Saturday, 10 November 2012

What Higher Education Can Learn From the Banking Industry

Joshua Kim is the director of Learning and Technology for the Master of Health Care Delivery Science program at Dartmouth College.

Of all the blinders limiting our ability to increase productivity in higher education, it is our insularity that has the greatest potential to do harm. We tend to look for inspiration and lessons only from other institutions among our post-secondary peer group, while failing to see the relevant wisdom in information industries in adjacent sectors. 

How many people from the music, news, energy, and defense industries do we invite to our campuses to tell us how they have navigated the digitization and unbundling of the economy? How many professional conferences outside of education circles do we attend? How often do we schedule education conference keynotes from leaders outside of education, and ask them to draw connections between their experiences and the challenges we face in our industry? My answer to all these questions: not enough.
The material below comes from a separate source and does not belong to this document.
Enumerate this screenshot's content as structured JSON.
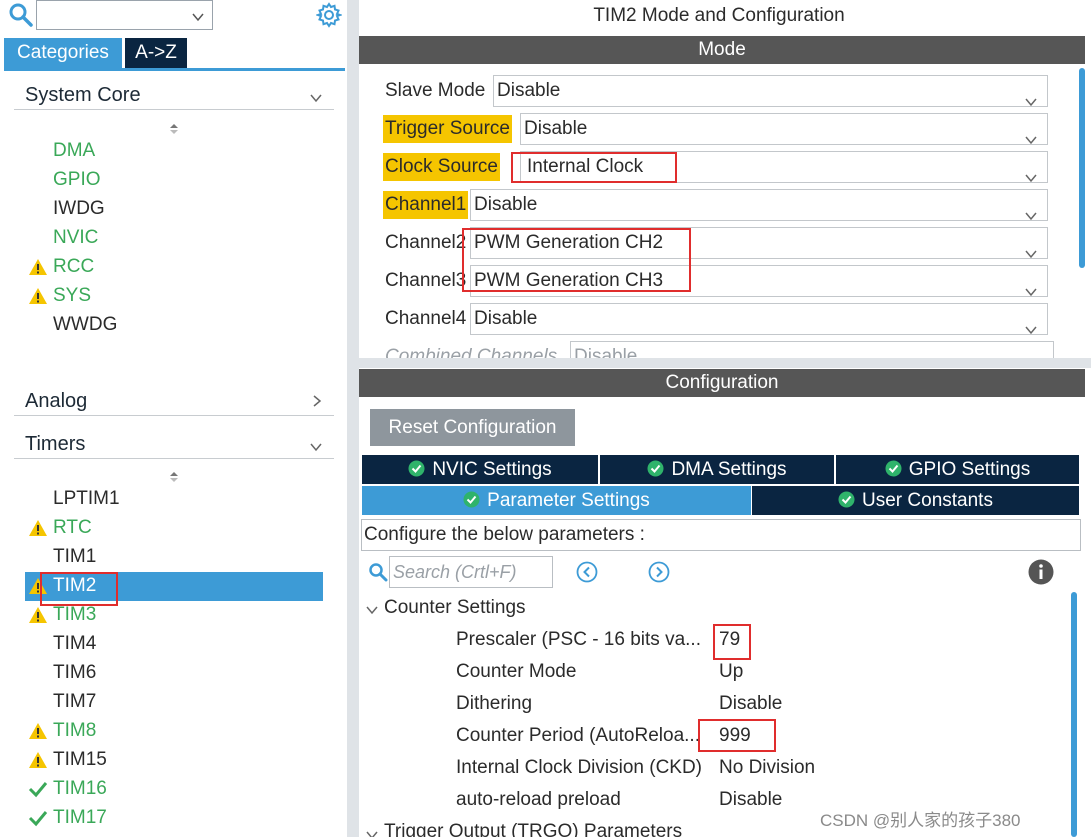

If I could pick any industry to mine for knowledge pertinent to higher education, I'd pick retail banking. My fascination with the banking sector was piqued by a recent Economist special report titled "Retail Renaissance" on international banking.

Like higher education, banking is both an information and service industry that is grappling with how to evolve in the face of growing consumer demands, increased global competition, and a rapidly changing technological environment. And like in higher education, in banking there has been the assumption that the spread of the Internet and mobile devices will eliminate the need for fixed residential branches. Online banking and online education also seem to share the potential to grow in tandem, providing services (financial and educational) to a new generation of wired and mobile consumers. 

The potential of online education and online banking to increase productivity in both sectors appears to be enormous. Traditional banking and higher education are ripe for disruption, as they are both high fixed-cost industries. The Economist article notes that  "for most big retail banks, renting, equipping, and staffing branches can easily account for 40-60 percent of their total operating costs, with computer systems making up most of the rest." A bank branch, like a campus, is expensive because its quality is a signifier to potential and existing customers. Nobody wants to put their money in a bank that does not look solid (or is easily robbed), just as nobody wants to send their kid to a college with a campus that fails to embody the timeless values of reflection and learning.

At least in banking, however, the physical branch has not "withered away." Again, from the Economist article: "In America, which is still the world's richest banking market, the number of branches and offices has risen by 22 percent since 2000, to almost 90,000." 

What has occurred in retail banking is not a substitution of online and mobile banking for residential services, but rather technology is proving to be complementary. Banking customers expect to be able to visit a physical branch and speak to a live teller or loan officer, but also expect to manage their accounts online and via a smart phone. We all want the security of the branch, but the convenience of 24/7 online financial services. Pure-play online banks that initially seemed so promising when they appeared in the early 2000s, (such as Wingspan, Citi f/i, NetBank, Egg) have either disappeared or been absorbed into traditional banks.

What can higher education learn from the experience of retail banking? The obvious lesson is that the physical campus is not going to disappear. Quite the opposite, we may find that there is room to emulate the banking sector and grow our campus footprint, but grow in a way that mimics financial services rather than the traditional quad-and-ivy campus. For instance, can we open up "mini campuses," or campuses attached to large retail spaces? A college campus has traditionally been a one-size-fits-all place: one campus for all learners. Perhaps we can follow the example of the financial services industry and open specialized campuses for specific segments of learners.

The other higher education lesson that I take from banking is the inevitability of consolidation. Over the past 10 years we have seen a significant roll-up in the banking sector, as only bigger banks can hope to provide both the in-person and technology-based services that customers demand. A high quality online and mobile presence is difficulty to achieve, and the push to evolve these platforms is intense. Small banks cannot spread these development and operational costs across enough customers, which is one of the reasons (among many) that we have seen rapid bank consolidation. 

In higher education we remain stubbornly atomized. It is frustratingly rare for us to share services or platforms across campuses, even between institutions in the same university system. It may be that rising costs (and therefore tuition prices) will force us to form partnerships to share common services (such as campus financials, student information systems, E-mail or document back-up), but we will certainly be years behind banking when it comes to consolidation.

What other lessons do you think that we in higher education can learn from trends in the banking sector? What industries would you nominate as holding essential lessons for higher education in the 21st century?